To give out different amounts for different purposes
→ The budget allocates $58 billion to the military and only about $2 billion to education.
Usage tips Things that can be allocated are things that can be “spent”—money, time, energy, etc.
Parts of speech allocation n.
commodity [kəˈmɑdədi] n.
A thing that can be bought and sold,such as grain, oil, or wood
→ Tulip bulbs were one of the most valuable commodities in seventeenth-century Holland.
Usage tips A thing is called a commodity only in the context of buying or selling it.
decline [dɪˈklaɪn] v.
To decrease in power or amount
→ America’s railroads declined because the automobile dominated American life.
Parts of speech decline n.
equity [ˈekwɪtɪ] n.
The value of one’s share in an investment
→ Barnard’s equity in the business was one-third,or about $350,000.
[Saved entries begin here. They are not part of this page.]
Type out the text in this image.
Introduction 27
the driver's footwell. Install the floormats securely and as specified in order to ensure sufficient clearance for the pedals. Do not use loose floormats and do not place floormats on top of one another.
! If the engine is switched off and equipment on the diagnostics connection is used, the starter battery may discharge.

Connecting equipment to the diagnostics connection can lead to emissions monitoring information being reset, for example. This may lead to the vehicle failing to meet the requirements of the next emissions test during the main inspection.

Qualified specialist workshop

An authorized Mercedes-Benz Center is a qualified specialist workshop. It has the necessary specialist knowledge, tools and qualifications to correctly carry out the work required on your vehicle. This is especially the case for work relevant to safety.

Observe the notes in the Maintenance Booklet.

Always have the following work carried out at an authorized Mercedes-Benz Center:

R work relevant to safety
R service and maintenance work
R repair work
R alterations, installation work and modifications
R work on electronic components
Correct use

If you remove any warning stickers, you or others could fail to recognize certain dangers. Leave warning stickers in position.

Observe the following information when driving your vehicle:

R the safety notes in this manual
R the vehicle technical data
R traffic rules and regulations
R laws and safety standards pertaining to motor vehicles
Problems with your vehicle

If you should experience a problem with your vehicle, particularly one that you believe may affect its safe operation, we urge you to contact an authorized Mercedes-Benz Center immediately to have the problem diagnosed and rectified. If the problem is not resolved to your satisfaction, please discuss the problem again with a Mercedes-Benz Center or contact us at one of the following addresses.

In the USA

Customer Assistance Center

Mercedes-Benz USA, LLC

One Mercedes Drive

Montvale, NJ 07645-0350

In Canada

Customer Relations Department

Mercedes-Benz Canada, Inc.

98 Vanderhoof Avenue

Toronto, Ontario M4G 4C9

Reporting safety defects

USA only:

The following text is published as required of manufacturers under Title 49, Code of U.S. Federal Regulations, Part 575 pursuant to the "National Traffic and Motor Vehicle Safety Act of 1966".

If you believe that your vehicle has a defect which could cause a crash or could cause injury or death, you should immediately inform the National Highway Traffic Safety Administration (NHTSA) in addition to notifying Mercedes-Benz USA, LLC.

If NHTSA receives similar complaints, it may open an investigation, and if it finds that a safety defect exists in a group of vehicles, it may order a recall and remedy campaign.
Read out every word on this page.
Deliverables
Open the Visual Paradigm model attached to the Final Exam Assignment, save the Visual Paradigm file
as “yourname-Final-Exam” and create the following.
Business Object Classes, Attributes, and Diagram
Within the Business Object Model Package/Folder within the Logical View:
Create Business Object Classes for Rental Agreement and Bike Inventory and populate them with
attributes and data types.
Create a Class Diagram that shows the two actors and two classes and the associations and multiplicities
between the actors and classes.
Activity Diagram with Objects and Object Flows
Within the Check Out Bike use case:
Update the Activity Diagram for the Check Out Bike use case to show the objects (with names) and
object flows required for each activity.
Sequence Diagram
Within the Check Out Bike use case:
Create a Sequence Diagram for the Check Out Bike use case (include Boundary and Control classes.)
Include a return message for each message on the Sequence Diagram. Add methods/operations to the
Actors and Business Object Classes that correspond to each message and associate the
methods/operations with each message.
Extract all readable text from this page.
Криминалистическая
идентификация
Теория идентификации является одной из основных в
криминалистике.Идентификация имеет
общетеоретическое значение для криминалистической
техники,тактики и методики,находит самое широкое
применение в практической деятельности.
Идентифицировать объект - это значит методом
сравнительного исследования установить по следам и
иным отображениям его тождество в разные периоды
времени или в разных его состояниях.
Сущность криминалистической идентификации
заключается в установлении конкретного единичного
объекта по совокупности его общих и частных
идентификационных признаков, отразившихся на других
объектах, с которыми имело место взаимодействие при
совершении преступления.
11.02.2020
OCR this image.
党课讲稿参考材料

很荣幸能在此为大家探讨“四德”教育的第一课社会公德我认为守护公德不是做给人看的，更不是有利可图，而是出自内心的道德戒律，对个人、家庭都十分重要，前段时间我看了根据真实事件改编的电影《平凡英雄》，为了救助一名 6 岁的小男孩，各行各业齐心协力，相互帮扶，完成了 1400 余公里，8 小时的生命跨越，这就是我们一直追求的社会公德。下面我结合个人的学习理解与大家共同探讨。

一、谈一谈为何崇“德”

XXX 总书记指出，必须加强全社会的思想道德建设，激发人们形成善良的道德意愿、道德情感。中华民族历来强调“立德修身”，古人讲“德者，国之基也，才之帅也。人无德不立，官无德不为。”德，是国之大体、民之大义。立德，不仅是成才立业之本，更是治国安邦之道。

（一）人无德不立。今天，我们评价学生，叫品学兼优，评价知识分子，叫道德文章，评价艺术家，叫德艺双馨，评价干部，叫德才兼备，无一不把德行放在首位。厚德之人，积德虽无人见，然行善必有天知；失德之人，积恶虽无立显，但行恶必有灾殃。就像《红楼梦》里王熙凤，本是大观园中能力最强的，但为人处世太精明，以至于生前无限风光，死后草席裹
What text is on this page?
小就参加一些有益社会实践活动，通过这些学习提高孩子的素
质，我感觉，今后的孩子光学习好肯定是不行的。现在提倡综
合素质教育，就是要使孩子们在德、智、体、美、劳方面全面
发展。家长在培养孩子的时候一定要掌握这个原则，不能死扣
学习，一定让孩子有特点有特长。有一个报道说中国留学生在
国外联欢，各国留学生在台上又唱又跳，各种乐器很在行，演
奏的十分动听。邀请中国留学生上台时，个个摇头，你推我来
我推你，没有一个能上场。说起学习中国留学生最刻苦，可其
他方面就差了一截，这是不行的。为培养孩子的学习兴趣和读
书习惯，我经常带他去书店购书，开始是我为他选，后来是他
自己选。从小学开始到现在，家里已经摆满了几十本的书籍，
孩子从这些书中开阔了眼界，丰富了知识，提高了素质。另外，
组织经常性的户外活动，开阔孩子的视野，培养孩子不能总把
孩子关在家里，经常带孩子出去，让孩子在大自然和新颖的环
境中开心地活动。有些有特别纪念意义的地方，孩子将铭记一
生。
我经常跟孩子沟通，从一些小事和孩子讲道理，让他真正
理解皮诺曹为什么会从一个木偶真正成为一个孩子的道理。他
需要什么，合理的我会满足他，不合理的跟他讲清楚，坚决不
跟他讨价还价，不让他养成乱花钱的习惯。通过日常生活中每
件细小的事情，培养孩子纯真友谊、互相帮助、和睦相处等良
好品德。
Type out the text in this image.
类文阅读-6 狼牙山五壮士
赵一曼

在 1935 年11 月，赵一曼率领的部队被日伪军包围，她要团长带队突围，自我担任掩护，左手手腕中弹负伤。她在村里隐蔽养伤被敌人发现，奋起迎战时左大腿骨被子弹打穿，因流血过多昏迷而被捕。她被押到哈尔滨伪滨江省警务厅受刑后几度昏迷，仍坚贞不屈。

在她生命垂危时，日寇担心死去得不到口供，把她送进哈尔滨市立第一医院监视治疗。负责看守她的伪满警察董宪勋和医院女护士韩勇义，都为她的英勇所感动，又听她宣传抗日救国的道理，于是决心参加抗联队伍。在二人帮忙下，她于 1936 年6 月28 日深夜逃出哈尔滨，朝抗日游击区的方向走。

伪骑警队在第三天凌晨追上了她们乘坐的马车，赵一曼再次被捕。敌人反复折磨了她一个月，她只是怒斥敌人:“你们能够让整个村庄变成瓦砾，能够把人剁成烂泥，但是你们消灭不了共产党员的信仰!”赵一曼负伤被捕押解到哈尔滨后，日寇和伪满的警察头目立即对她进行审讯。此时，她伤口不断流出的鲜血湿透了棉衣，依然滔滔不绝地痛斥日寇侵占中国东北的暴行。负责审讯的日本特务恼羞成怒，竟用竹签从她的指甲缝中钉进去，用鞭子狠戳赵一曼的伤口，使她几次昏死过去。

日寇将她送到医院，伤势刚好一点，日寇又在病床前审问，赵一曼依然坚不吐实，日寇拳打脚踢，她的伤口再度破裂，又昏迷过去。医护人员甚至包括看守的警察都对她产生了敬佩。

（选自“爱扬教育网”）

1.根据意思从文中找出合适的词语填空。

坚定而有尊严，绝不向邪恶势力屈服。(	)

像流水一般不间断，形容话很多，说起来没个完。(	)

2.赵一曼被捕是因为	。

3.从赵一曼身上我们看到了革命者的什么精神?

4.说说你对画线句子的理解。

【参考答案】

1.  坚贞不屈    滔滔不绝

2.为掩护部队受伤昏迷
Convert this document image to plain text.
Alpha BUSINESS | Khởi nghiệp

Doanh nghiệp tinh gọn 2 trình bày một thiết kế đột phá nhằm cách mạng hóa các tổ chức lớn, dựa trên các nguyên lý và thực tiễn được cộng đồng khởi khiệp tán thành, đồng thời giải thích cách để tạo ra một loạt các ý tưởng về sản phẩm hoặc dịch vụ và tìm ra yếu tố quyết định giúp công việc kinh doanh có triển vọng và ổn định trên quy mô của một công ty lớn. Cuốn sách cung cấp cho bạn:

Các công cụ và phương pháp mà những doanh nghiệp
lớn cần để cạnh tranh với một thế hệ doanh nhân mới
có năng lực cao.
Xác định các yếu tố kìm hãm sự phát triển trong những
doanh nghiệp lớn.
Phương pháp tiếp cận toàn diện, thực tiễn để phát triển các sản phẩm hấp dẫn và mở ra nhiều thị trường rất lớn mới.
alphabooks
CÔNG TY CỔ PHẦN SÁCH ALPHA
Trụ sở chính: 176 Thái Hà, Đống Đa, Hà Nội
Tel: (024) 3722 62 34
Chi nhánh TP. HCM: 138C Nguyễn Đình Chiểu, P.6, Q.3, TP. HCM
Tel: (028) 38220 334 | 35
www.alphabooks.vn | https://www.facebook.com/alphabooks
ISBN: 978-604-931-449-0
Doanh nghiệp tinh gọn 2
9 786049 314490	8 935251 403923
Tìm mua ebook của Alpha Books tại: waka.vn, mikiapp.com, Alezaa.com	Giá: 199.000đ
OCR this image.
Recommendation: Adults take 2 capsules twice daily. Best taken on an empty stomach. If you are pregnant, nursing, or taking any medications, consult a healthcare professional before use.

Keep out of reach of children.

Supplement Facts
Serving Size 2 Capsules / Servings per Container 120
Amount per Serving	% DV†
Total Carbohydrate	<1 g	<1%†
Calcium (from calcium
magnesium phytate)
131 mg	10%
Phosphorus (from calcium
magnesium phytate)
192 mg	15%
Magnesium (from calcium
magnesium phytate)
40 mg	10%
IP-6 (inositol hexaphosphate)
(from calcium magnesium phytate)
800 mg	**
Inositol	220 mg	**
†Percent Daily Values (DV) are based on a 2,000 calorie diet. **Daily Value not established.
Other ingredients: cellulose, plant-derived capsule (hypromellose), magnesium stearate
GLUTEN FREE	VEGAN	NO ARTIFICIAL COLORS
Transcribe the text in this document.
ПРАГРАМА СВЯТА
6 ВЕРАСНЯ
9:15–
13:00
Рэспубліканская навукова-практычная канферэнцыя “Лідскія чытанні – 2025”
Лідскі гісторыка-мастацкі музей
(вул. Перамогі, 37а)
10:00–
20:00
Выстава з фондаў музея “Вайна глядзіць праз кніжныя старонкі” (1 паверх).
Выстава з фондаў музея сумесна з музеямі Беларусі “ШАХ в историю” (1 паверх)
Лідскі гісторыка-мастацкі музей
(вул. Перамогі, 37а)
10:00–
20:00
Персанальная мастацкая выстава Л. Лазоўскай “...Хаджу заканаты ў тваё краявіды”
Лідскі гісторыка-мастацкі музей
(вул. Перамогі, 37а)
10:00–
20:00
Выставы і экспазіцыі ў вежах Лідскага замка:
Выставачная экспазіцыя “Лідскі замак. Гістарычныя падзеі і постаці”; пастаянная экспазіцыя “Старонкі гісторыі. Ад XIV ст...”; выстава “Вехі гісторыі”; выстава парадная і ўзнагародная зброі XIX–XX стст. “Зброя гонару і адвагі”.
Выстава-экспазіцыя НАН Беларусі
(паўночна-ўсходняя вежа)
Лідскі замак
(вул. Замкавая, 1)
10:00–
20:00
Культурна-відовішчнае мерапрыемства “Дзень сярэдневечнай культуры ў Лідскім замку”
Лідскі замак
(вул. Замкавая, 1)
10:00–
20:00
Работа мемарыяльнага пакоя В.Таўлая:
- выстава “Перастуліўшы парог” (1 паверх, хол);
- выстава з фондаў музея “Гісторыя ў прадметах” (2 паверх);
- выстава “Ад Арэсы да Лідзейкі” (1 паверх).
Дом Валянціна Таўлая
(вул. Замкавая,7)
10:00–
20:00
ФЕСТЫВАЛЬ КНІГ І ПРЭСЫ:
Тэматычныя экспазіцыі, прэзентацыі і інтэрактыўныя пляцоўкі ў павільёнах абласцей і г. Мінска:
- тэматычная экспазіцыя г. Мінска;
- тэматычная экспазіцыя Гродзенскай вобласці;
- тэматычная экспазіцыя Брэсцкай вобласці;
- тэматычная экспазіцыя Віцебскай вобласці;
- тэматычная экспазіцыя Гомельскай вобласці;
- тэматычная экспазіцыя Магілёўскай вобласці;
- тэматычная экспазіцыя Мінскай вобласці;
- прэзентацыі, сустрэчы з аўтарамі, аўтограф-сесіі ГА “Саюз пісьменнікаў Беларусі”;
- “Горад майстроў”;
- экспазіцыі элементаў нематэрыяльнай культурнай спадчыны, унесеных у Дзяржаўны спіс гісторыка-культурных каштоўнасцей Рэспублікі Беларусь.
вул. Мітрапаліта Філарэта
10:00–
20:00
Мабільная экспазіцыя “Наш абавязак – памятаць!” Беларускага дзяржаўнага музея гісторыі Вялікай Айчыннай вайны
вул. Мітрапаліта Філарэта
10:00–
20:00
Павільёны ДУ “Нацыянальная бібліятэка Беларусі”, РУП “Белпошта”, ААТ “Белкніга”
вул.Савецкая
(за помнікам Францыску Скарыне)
Usage tips In this meaning, equity is always singular and usually followed by an in phrase.
inflation [ɪnˈfleɪʃən] n.
A situation in which prices for many items rise quite fast
→ During the rapid inflation of the 1970s, prices for food and fuel sometimes rose 20 percent in a single month.
Parts of speech inflate v., inflationary adj.
net [net] adj.
After all costs have been subtracted from an amount
→ My gross salary is around $35,000, but my net pay is closer to $29,000.
Parts of speech net v., net n.
per capita [pəˈkæpɪtə] adv.
For each person
→ Research shows we’re likely to sell 15 light bulbs per capita per year in medium-sized cities.
Parts of speech per capita adj.
regulate [ˈrɛɡjəˌleɪt] v.
Control according to a set of rules
→ Trading on the New York Stock Exchange is regulated by officials of the exchange and by federal law.
Parts of speech regulation n., regulatory adj.
subsidy [ˈsʌbsɪdɪ] n.
Money given by a government or other organization to support an activity
→ Federal subsidies to grain farmers have helped them stay in business despite three years of bad weather.
Parts of speech subsidize v.
tangible [ˈtændʒəbl] adj.
Obviously real because it can be seen, touched, or otherwise observed
→ One tangible benefit of putting electrical cables underground is a clearer view of the sky.